Outlet at the Gove dam.
Source: Vogel 2010
( click to enlarge )

The primary design function of the Gove dam was to:

  • Accommodate flood waters during the rainy season and thus regulate the Flow along the entire Kunene throughout the year to enable optimal power generation downstream at the Ruacana power station.

In addition to this, the Gove dam was also intended to:

  • Generate hydroelectric power for local consumption, particularly for the provinces of Huambo and Bié. An installed capacity of 60 MW will finally be available from February 2011; and
  • store water and supply irrigation needs along the middle Kunene River in Angola.

The war in Angola prevented the Gove dam from being used to regulate the flow of the Kunene as planned, and the structure was damaged in two attacks, with the second attack in 1990 causing particular damage. The Gove dam and associated infrastructure is currently under Rehabilitation to guarantee it functions as foreseen.
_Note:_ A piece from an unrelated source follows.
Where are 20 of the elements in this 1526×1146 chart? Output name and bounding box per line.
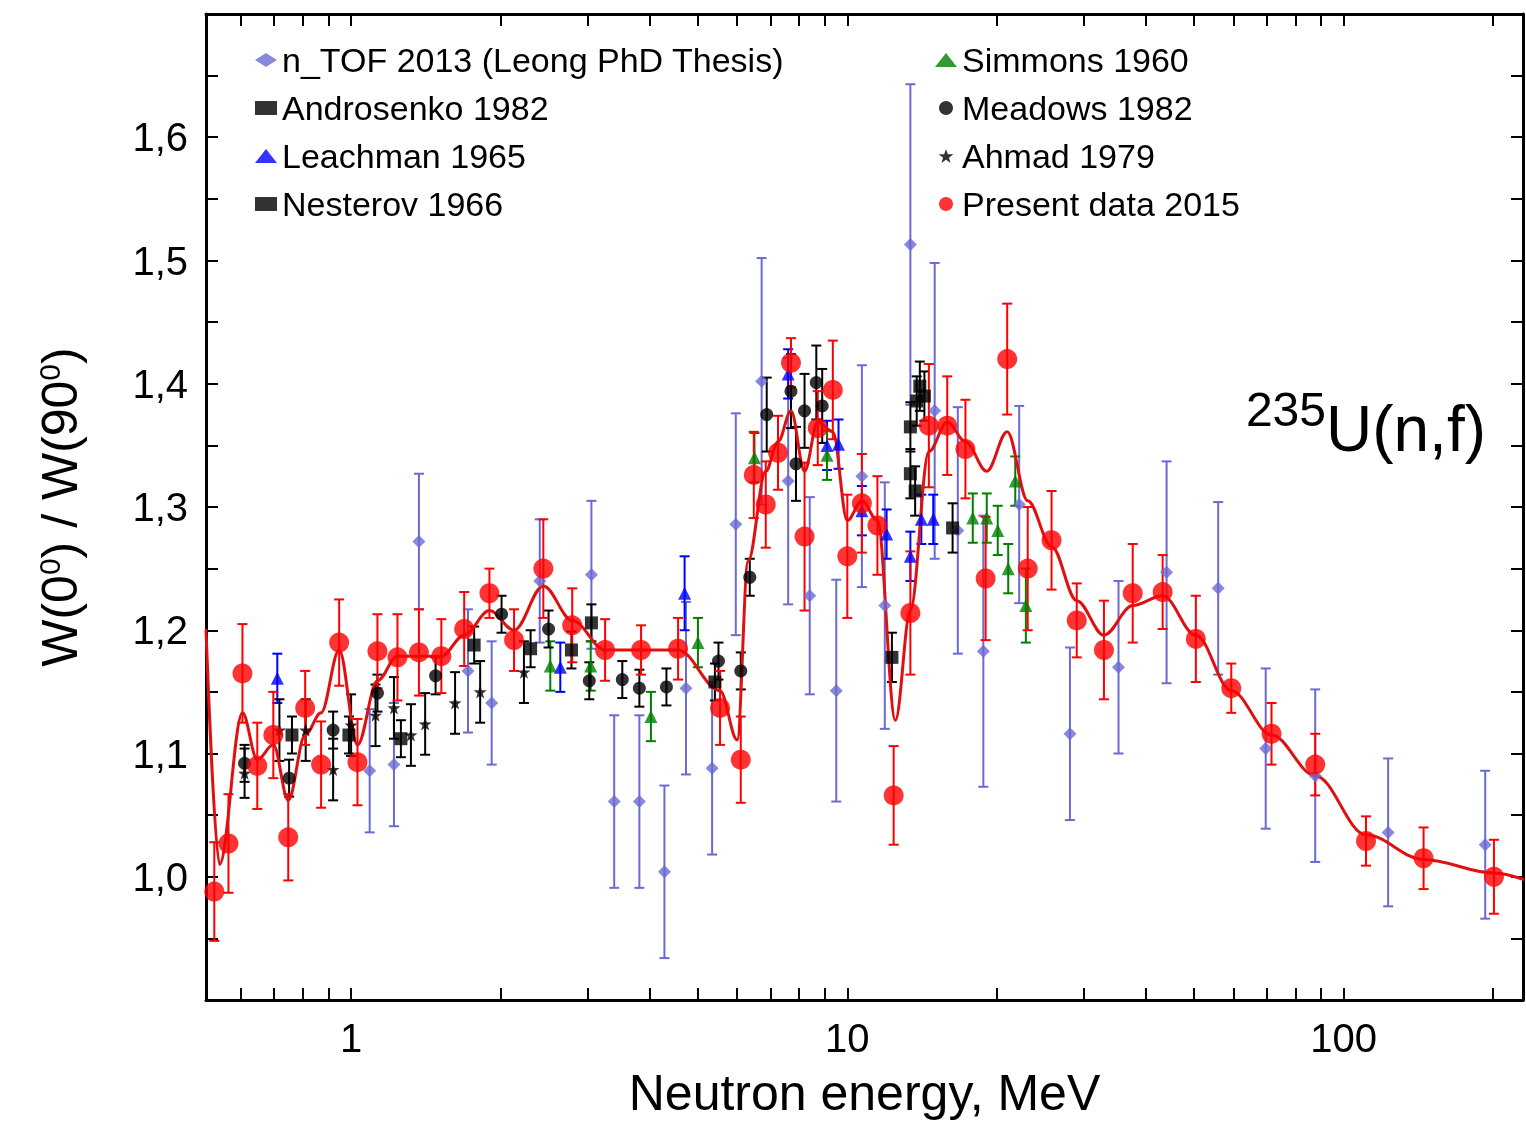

A regulated flow in the Kunene will not only benefit the Ruacana power station but also useful for example for the planned power stations at Jamba Ia Mina and Jamba Ia Oma.

Calueque Dam

The dam at Calueque lies at the lower end of the Middle Kunene around 540 km downstream from the Gove dam. Work on the dam started in 1972 and was 70 % complete when work was abandoned in 1976 due to the war although it is partially functional, serving to store considerably less than the original design volume of 475 Mm³. In 1988 the weir was severely damaged during an attack. The Calueque dam was designed with two main functions in mind:

  • To provide further regulation of the flow of the Kunene and enable optimal electricity generation downstream at Ruacana; and
  • To store water for bulk transfer for human and animal requirements and for irrigation in northern Namibia

In addition to this, the dam serves to store water for domestic water supply and local development in Angola.
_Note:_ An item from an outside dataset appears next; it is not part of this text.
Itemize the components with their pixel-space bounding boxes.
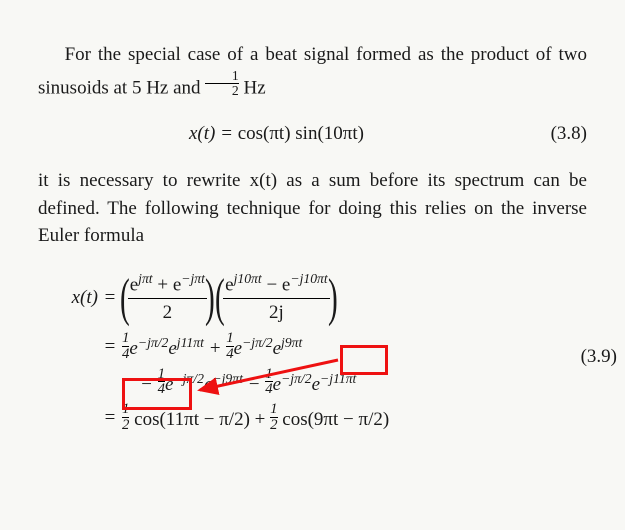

The existing agreement between the governments of Angola and Namibia allows for a maximum abstraction rate of 6 m³ / s for uses in northern Namibia in this Bulk Transfer Scheme. The Calueque dam is currently being repaired in order to fully function as foreseen, with an extension in its function planned with the addition of hydroelectric generators.

The Calueque weir, with damage from the war still visible.
Source: Vogel 2006
( click to enlarge )

Ruacana Diversion Weir

The Ruacana diversion weir is some 40 km downstream from the Calueque weir in the Lower Kunene. The weir was completed in 1978 but only came into use in January 1980 when the sluice gates were closed for the first time. The main objective of the Ruacana diversion weir is:

  • to provide a constant head of water in the river and divert water through an 8m diameter pipe for hydroelectric power generation for Namibia.
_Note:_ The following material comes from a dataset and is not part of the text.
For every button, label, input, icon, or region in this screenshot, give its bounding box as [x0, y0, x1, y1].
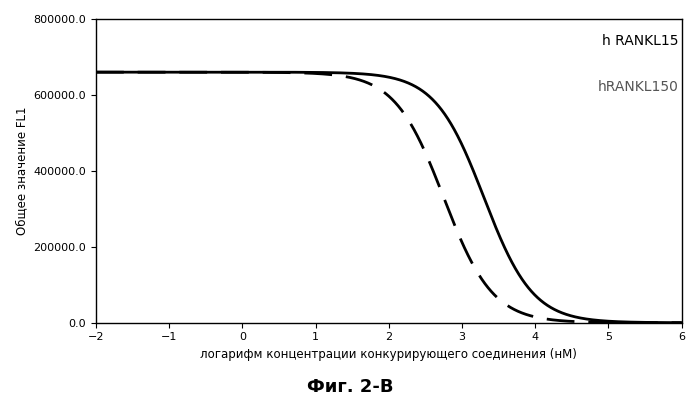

Whilst the weir and inlet structures for the hydropower plant are in Angola, the power plant itself is in Namibia. The plant has a capacity of 240 MW, with three 80 MW turbines installed, and is Namibia’s main source of power generation. NamPower are planning to increase production capacity by adding a fourth turbine.

The Ruacana hydropower plant is NamPower’s main source or power generation, despite the fact that Ruacana's contribution to Namibia's electrical energy demands varies from year to year - in 1991 Ruacana contributed 69 %, while in 1997 this had dropped to 31 % due to run of river conditions.

Overview of the Ruacana Falls with electrical relay station.
Source: Government of Namibia 2007
( click to enlarge )
Schematic of the Ruacana hydroelectric scheme.
Source: Government of Namibia 2007
( click to enlarge )

Due to the war the Kunene River Scheme has yet to function in the planned integrated manner. The flow of the river has so far been poorly regulated by the Gove dam and Calueque weir, meaning power generation at Ruacana has been open to huge seasonal fluctuations, with spills during the wet season and very little generation during drought spells, as well as annual fluctuations. However, the Work Currently Underway at both Gove and Calueque will ensure that the entire Ruacana scheme finally functions as foreseen.